Investors looking for a read on trends had a field day with Super Bowl commercials. One takeaway: Temu’s big-bucks spending on U.S. advertising points to continued competitive pressures on other retailers.
Budget-oriented Temu flooded the zone on Sunday night with multiple ad slots pushing its “shop like a billionaire” slogan, marking a second year of spending millions on Super Bowl ads. That is a rarity for a Chinese company, but for Temu, owned by
PDD,
which operates Pinduoduo in China, a key rival to
Alibaba,
that is just part of the playbook.
Temu has ramped up a U.S. advertising push since its launch in 2022, coming second only to
Amazon.com
in spending on
Meta
Platforms’ Facebook last quarter, according to The Wall Street Journal, which cited data from Sensor Tower.
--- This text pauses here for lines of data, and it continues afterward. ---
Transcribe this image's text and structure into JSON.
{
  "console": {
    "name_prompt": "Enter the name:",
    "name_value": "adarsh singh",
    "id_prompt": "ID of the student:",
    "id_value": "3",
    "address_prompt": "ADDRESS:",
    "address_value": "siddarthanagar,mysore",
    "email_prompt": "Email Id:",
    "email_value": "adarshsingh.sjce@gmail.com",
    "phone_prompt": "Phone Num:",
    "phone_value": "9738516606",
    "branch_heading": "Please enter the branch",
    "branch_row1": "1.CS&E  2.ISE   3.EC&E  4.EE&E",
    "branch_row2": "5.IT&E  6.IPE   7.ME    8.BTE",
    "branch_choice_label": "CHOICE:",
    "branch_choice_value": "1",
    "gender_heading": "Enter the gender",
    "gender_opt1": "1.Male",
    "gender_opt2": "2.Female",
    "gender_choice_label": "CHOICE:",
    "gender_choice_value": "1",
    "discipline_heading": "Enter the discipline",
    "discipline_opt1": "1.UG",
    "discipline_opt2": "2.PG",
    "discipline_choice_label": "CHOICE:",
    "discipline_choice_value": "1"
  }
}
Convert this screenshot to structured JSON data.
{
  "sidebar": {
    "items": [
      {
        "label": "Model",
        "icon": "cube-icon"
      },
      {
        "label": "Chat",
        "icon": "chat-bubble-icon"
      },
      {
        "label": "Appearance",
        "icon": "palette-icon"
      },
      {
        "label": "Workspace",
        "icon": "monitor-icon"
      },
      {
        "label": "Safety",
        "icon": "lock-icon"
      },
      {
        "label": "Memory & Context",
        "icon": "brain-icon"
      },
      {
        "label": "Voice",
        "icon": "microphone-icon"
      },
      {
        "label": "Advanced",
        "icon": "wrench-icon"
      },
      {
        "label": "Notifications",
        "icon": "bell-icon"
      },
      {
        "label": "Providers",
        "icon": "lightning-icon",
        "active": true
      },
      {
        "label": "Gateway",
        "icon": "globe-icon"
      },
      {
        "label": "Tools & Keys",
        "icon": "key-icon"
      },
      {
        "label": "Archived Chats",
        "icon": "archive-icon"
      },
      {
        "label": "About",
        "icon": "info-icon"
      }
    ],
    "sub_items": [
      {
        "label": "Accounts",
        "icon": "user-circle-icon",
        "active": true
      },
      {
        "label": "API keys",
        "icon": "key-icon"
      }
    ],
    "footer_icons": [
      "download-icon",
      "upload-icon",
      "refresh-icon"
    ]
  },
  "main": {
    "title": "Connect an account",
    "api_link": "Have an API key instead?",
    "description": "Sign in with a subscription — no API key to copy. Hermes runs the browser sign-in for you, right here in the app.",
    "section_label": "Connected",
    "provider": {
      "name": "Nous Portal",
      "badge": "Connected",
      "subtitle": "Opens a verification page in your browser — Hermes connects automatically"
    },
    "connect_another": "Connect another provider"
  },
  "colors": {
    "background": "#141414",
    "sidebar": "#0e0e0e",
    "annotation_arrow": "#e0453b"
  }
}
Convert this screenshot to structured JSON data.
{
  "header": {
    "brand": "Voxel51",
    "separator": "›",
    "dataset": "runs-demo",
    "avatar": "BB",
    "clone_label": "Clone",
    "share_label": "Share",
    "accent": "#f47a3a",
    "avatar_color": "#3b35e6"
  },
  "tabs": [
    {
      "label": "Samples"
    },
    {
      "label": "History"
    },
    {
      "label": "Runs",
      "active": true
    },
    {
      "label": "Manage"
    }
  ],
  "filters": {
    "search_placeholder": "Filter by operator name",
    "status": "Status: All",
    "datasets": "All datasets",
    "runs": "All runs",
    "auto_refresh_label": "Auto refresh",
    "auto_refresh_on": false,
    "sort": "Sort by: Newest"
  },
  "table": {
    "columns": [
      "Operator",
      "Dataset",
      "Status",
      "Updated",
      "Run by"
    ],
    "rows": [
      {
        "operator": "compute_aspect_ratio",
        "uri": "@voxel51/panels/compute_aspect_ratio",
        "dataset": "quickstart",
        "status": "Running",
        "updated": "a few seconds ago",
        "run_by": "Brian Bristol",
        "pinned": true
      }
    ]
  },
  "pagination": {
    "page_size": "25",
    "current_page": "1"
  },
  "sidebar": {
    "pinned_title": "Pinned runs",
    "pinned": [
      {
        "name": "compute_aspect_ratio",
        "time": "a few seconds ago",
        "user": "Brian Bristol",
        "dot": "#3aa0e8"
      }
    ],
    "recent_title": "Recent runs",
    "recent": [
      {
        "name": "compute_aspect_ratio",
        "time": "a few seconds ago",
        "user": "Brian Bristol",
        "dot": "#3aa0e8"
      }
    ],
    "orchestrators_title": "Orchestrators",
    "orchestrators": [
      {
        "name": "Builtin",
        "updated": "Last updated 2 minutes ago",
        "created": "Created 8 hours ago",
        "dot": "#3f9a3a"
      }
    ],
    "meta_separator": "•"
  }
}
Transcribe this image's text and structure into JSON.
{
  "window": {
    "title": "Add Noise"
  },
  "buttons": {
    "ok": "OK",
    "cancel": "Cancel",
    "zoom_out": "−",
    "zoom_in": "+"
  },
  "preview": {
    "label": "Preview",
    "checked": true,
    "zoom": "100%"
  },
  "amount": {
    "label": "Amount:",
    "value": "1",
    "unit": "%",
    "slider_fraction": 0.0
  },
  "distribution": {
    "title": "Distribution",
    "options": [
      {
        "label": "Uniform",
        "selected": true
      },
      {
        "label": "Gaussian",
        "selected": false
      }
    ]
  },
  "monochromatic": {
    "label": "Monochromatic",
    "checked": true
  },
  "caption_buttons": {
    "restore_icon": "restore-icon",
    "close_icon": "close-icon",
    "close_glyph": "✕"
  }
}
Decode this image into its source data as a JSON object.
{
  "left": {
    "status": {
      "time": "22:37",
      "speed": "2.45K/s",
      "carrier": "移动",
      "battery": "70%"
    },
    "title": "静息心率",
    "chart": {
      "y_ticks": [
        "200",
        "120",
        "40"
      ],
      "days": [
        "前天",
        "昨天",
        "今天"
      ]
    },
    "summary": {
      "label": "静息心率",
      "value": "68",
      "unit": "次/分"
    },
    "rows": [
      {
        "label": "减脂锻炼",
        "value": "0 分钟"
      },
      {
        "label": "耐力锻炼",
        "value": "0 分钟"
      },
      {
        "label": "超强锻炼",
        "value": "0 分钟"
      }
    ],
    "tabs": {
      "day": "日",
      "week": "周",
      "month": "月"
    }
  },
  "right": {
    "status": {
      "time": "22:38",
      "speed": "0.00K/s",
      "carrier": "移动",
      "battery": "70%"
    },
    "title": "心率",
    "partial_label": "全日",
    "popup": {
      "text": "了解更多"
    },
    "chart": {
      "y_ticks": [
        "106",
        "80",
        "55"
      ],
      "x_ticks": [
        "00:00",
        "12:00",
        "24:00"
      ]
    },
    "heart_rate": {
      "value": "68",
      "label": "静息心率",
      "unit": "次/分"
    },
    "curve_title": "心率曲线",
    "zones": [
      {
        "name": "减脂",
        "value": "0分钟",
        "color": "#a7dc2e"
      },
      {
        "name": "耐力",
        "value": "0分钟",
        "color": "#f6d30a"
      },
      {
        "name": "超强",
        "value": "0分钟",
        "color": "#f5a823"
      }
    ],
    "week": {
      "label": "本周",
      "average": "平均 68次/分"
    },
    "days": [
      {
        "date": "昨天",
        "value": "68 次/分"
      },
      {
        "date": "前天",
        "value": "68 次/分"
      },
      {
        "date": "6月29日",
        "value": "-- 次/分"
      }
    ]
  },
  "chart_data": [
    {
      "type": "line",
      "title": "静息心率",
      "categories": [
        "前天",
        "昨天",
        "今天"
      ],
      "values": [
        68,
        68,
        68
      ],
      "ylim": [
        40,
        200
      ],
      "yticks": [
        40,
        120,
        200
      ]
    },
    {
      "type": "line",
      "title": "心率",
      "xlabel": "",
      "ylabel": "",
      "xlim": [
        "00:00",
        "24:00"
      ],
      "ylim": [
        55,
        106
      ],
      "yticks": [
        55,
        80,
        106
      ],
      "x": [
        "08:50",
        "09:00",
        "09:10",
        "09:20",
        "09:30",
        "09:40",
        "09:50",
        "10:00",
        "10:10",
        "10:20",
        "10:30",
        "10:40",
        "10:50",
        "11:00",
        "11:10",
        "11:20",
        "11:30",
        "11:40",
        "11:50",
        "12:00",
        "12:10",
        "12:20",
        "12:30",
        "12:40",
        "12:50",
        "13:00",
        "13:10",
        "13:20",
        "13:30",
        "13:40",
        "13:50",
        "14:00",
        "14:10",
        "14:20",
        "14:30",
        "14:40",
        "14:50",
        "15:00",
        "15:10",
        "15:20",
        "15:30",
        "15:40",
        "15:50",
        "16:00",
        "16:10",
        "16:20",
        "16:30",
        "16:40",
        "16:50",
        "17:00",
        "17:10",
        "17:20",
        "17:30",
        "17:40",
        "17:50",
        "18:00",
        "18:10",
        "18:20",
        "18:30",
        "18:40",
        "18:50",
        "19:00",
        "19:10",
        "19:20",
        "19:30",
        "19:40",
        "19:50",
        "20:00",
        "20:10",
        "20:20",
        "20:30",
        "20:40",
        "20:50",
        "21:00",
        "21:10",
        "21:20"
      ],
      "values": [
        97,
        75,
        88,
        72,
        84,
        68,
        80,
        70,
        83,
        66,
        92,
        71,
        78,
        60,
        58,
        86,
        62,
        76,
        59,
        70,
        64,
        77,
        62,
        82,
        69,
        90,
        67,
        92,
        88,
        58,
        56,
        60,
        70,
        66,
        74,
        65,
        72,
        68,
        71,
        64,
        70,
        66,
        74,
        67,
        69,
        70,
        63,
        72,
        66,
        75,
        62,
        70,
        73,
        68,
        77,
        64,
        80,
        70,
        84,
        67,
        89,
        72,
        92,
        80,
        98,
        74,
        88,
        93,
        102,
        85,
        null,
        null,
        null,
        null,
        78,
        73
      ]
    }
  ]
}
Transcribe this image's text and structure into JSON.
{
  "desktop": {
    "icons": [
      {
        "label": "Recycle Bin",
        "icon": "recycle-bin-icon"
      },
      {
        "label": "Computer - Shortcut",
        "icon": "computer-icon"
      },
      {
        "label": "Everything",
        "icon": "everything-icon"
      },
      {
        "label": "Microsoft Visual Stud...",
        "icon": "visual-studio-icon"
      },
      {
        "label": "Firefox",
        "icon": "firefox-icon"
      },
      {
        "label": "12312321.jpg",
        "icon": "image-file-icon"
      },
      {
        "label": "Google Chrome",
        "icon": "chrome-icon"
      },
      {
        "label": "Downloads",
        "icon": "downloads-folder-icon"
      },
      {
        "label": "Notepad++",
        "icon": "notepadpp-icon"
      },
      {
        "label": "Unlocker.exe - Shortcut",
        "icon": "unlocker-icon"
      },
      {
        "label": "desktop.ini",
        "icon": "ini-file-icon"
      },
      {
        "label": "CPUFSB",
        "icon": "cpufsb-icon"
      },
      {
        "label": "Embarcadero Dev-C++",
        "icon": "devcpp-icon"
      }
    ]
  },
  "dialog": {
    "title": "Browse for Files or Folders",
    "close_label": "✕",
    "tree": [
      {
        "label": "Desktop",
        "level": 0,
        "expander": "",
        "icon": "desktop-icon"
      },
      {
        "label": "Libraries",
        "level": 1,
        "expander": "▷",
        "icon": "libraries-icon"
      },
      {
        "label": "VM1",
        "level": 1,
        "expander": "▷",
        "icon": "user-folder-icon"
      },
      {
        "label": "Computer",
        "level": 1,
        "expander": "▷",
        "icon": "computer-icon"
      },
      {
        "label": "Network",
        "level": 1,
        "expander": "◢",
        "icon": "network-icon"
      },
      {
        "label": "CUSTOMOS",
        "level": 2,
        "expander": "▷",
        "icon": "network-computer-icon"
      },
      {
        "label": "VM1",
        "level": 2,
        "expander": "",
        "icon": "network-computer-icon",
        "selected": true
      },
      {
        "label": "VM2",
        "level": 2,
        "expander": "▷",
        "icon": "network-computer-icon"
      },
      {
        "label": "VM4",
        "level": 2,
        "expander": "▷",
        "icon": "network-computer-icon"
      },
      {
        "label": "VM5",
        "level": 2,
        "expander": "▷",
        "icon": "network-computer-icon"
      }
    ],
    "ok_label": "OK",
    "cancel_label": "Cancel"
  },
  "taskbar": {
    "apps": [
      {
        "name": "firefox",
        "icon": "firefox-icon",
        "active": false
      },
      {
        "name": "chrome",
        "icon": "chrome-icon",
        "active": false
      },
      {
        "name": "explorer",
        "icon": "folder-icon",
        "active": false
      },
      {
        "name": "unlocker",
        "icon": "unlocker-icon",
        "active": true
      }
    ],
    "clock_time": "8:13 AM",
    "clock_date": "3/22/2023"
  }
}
According to J.P Morgan research, it is on track to spend $3 billion on marketing this year, the Journal reported.
This strategy looks to be playing out. Temu saw, by far, the greatest year-over-year holiday sales growth of any retailer in the U.S., albeit off a small base in 2022, according to research group Earnest Analytics.
Temu has emerged as a competitive threat not just to
Amazon
but also brick-and-mortar budget retailers like
Dollar General.
Even with analysts mixed over just how much pressure Temu will put on Amazon—the e-commerce giant’s latest outlook somewhat allayed competition fears from the Chinese rival,
Deutsche Bank’s
Lee Horowitz wrote in a note—the company’s Super Bowl spending will no doubt keep rivals on defense.
U.S. retailers attempting to assess the threat from Temu should look no further than China, where Pinduoduo has seen astonishing growth over the past year as shoppers have flocked to its cheaper platform amid an economic slowdown. Owner PDD has dethroned Alibaba as the most valuable Chinese e-commerce company.
PDD is clearly doing something right—the stock is up by a third over the past year and had risen 3.7% in early trading Monday—and Temu’s Super Bowl push is just one more bid to come out on top.